Ir às fontes

>> terça-feira, 13 de abril de 2010

Quando me meti a escrever história, descobri uma coisa inesperada. Descobri que a leitura dos documentos, nos quais me iria basear para escrever o livro planeado, que essa leitura era para mim um constante divertimento. É verdade, que, para os livros históricos que escrevi, consultei em geral documentos escritos à mão, e que, talvez por isso, visse sempre a mão do homem por detrás de pergaminho ou papel. Senti-me sempre próximo do feito que se registava no documento. Tanto quando, para a biografia de um militar e diplomata da Restauração, lia cartas, comunicados, actas de reuniões, missivas diplomáticas do século XVII, como quando, anos depois, li os pergaminhos dos séculos XIII e XIV, e, mais recentemente, li as cartas e missivas. E até as contas dos capitães do século XVI.
O documento medieval é particularmente vivo.
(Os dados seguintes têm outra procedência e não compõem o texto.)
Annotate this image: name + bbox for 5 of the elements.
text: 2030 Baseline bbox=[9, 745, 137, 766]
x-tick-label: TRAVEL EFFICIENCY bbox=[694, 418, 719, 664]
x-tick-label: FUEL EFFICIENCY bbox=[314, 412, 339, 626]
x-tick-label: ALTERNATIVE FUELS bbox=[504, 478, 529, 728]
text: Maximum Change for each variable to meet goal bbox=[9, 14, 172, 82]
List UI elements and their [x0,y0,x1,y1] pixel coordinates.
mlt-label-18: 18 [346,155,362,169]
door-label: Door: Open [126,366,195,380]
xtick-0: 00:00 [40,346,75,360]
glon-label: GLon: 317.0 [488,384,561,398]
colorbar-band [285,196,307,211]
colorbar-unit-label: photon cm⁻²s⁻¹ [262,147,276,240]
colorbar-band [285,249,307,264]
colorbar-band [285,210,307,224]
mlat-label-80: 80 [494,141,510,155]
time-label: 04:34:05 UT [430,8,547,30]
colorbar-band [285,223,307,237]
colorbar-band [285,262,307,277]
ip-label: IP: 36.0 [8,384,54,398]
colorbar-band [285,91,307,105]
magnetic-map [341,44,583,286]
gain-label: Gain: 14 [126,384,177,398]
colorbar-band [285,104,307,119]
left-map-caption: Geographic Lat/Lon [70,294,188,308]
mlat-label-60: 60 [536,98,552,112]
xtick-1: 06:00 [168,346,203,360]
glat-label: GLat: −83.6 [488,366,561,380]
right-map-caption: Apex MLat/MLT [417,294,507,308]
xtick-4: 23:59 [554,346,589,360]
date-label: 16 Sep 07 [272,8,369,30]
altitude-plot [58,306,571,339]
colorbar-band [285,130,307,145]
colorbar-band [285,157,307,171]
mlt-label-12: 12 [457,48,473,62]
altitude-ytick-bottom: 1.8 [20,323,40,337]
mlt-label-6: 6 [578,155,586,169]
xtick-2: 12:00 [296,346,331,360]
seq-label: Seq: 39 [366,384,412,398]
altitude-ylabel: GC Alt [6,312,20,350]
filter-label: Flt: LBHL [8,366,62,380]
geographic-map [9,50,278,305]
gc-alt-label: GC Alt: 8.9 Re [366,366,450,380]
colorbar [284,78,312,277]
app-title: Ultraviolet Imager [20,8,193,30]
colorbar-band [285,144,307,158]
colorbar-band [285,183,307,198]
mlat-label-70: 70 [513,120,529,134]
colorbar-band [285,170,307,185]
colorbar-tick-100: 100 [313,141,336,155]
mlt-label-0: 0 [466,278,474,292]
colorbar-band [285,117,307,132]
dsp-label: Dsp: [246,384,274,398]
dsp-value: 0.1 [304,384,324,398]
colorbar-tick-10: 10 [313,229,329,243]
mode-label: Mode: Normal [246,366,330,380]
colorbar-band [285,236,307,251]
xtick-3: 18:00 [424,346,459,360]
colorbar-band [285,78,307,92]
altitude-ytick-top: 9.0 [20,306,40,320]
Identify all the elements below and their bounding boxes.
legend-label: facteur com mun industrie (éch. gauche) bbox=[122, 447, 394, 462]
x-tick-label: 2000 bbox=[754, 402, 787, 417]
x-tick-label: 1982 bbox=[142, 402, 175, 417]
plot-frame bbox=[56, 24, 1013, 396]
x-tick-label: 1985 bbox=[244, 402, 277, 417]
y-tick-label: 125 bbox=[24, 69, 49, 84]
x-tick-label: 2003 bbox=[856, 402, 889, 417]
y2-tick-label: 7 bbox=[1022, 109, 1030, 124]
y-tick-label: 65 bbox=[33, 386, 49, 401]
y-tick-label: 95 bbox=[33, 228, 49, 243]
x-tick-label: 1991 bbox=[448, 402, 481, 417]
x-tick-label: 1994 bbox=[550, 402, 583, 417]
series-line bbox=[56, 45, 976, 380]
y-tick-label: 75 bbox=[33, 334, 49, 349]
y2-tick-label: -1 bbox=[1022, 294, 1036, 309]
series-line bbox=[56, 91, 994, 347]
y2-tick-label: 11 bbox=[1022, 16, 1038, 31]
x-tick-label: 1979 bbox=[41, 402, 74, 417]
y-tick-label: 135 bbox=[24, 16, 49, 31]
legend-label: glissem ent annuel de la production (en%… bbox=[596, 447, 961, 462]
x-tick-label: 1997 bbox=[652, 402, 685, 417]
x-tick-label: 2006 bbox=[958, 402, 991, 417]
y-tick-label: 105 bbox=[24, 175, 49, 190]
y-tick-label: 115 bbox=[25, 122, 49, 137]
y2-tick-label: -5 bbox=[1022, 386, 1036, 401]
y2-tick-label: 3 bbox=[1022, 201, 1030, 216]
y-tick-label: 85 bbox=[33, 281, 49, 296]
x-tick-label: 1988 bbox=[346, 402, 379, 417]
O notário acompanhava o feito in loco. Quando no século XIV, a abadessa do mosteiro de Lorvão vai em pessoa tomar posse pelo seu mosteiro de uma almoínha, da qual o rendeiro não entregava a renda, o notário estava presente e anotou devidamente que dona abadessa pegara em terra e partira ramo de planta e galho de árvore, em prova de que aquela terra era sua, de seu mosteiro. E quando duas monjas do mesmo mosteiro vão a uma terra, que o mosteiro o mosteiro sabia ser sua, e o prior do Crato afirmava que era do seu priorado, pois lá estava o notário e anotando como as monjas tinham varrido o trigo no terreiro, e como um delas se sentara em cima dos fardos para demonstrar que aquele trigo era do mosteiro. E quando as freiras de Chelas contratam um caminheiro para levar a Roma as queixas que tinham do bispo de Lisboa lá estava o seu notário para redigir o contrato, e anotar como tudo se passara. A saber : que o contrato fora feito no cais do Furadouro, dali, onde ancoravam as naus de Flandres, e que o mensageiro recebera a missiva que devia entregar e o dinheiro para a viagem, e que pegara no bordão e se pusera logo a a andar, como ´homem caminhante.´ Com o que ficava bem testemunhado que ele fora pago e que aceitara o encargo.
Os documentos valem por aquilo que o pesquisador neles sabe ler. Naquele caso, estava a escrever sobre a vida da monja medieval portuguesa, centrando-me sobretudo na história de Santa Maria de Lorvão, o documento de Chelas fez com que procurasse saber o que se fazia em Lorvão quando as monjas mandavam recados para fora do reino. Não encontrei contratos celebrados com caminheiros. Do que presumi, que Lorvão enviava a essas missões alguém que estava ao seu serviço para o efeito.
Outra pessoa, que lesse o mesmo documento, tiraria dele outra informação, faria a partir dele outro raciocínio. Mas tínhamos ido à mesma fonte.
Os historiadores do século XIX descobriram que para escrever história do passado, havia que consultar os documentos originais desse passado, que havia que ir às ‘fontes’. Ignoro quem cunhou a expressão, mas dificilmente se encontraria melhor forma de designar a consulta documental para um livro de história. Há que ir às fontes.

1 comentários:

Carolina 18 de janeiro de 2011 às 20:36  

A frase é de Erasmus, o qual dizia e muito bem "ite ad fontes".